In 1945 he issued the German visa to Count Folke Bernadotte which enabled the Count to receive the request from Heinrich Himmler for an armistice.
He agreed to serve as a witness for the allies at the Nuremberg Trials, but was instead incarcerated by the British at Bad Nenndorf interrogation centre and in Mecklenburg for 18 months without charges ever being brought against him. During this time (October 1945 – February 1947) he also took up painting.

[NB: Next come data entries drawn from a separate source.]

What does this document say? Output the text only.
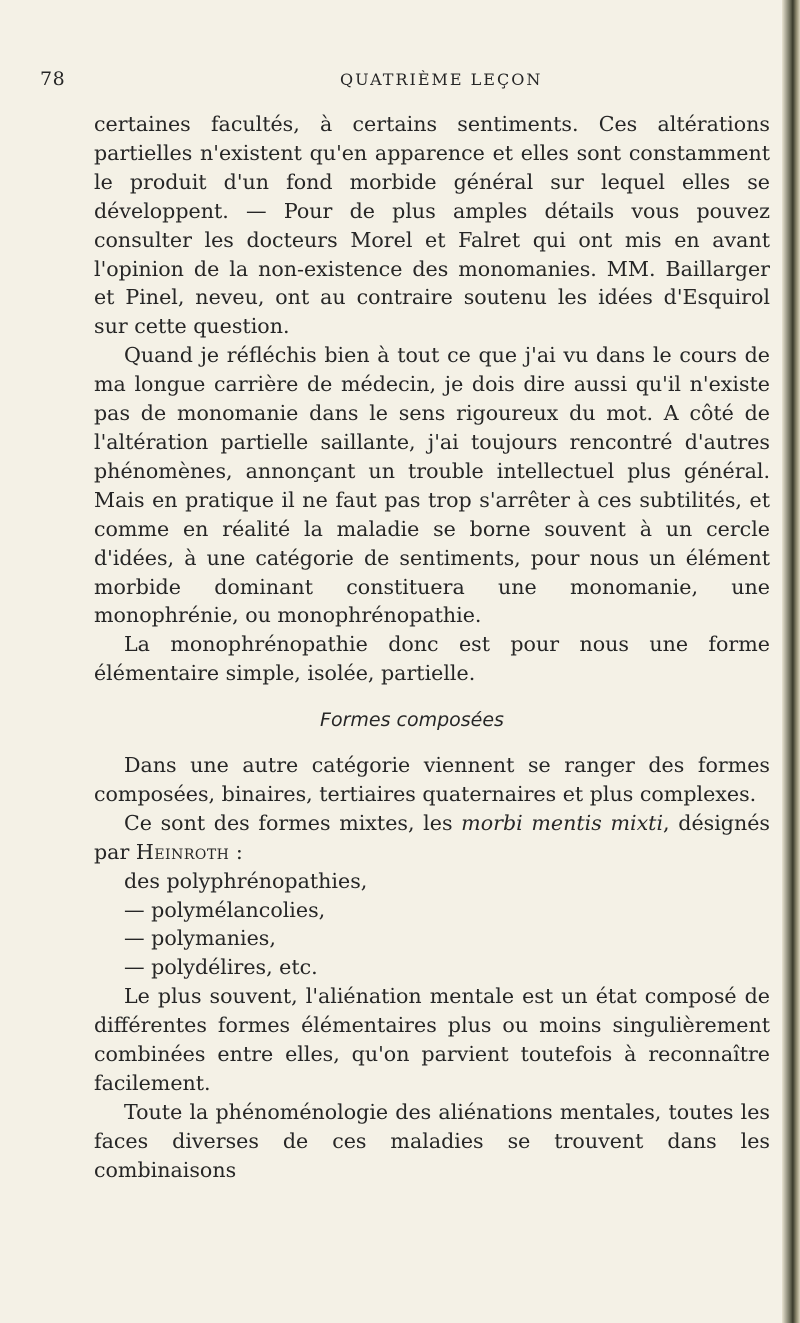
78	QUATRIÈME LEÇON

certaines facultés, à certains sentiments. Ces altérations partielles n'existent qu'en apparence et elles sont constamment le produit d'un fond morbide général sur lequel elles se développent. — Pour de plus amples détails vous pouvez consulter les docteurs Morel et Falret qui ont mis en avant l'opinion de la non-existence des monomanies. MM. Baillarger et Pinel, neveu, ont au contraire soutenu les idées d'Esquirol sur cette question.

Quand je réfléchis bien à tout ce que j'ai vu dans le cours de ma longue carrière de médecin, je dois dire aussi qu'il n'existe pas de monomanie dans le sens rigoureux du mot. A côté de l'altération partielle saillante, j'ai toujours rencontré d'autres phénomènes, annonçant un trouble intellectuel plus général. Mais en pratique il ne faut pas trop s'arrêter à ces subtilités, et comme en réalité la maladie se borne souvent à un cercle d'idées, à une catégorie de sentiments, pour nous un élément morbide dominant constituera une monomanie, une monophrénie, ou monophrénopathie.

La monophrénopathie donc est pour nous une forme élémentaire simple, isolée, partielle.

Formes composées

Dans une autre catégorie viennent se ranger des formes composées, binaires, tertiaires quaternaires et plus complexes.

Ce sont des formes mixtes, les morbi mentis mixti, désignés par Heinroth :

des polyphrénopathies,

— polymélancolies,

— polymanies,

— polydélires, etc.

Le plus souvent, l'aliénation mentale est un état composé de différentes formes élémentaires plus ou moins singulièrement combinées entre elles, qu'on parvient toutefois à reconnaître facilement.

Toute la phénoménologie des aliénations mentales, toutes les faces diverses de ces maladies se trouvent dans les combinaisons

Dankwort rejoined the West German diplomatic corps in 1950 and was assigned as consul general and then ambassador to Canada in 1951, effectively restoring Germany's relations with Canada after the war. From 1956 to 1958, he served as German ambassador to Brazil, and finally as the West German Observer to the United Nations from 1958 to 1960. He died on December 19, 1986, in Hyannis, Massachusetts.

==Family==
Dankwort married Irma Salvisberg in 1938 and raised two sons, Rudolf, and Juergen. Werner and his wife both shared anti-Nazi sentiments and both had strong opinions opposing Hitler's rule. The two of them moved to Sweden, a neutral country during World War II. Werner Dankwort's strategic position as Counsellor of the German Delegation in Stockholm enabled him to dissuade Nazi intentions to invade and occupy Sweden which, in turn, permitted that country to serve as a refuge for those in need of protection from Nazi persecution, imprisonment, and extermination

Rudolf completed his undergraduate studies at Harvard University and post-graduate work in electrical engineering at Duke University in North Carolina. He married and settled in Phoenix, Arizona. Juergen returned to Canada rather than remain in the U.S. during the American-led war in Vietnam, and completed his undergraduate and post-graduate studies at McGill University. He obtained his doctorate in social work from the Université de Montréal in 1994 and moved to Vancouver, British Columbia, where he teaches, conducts research, and is a social activist concerning human rights and social injustice. He is director of the Institute on Victimization and Social Injustice. Werner Dankwort's wife, Irma, who volunteered as a hospital aide during the war while in Stockholm, died on February 9, 1999.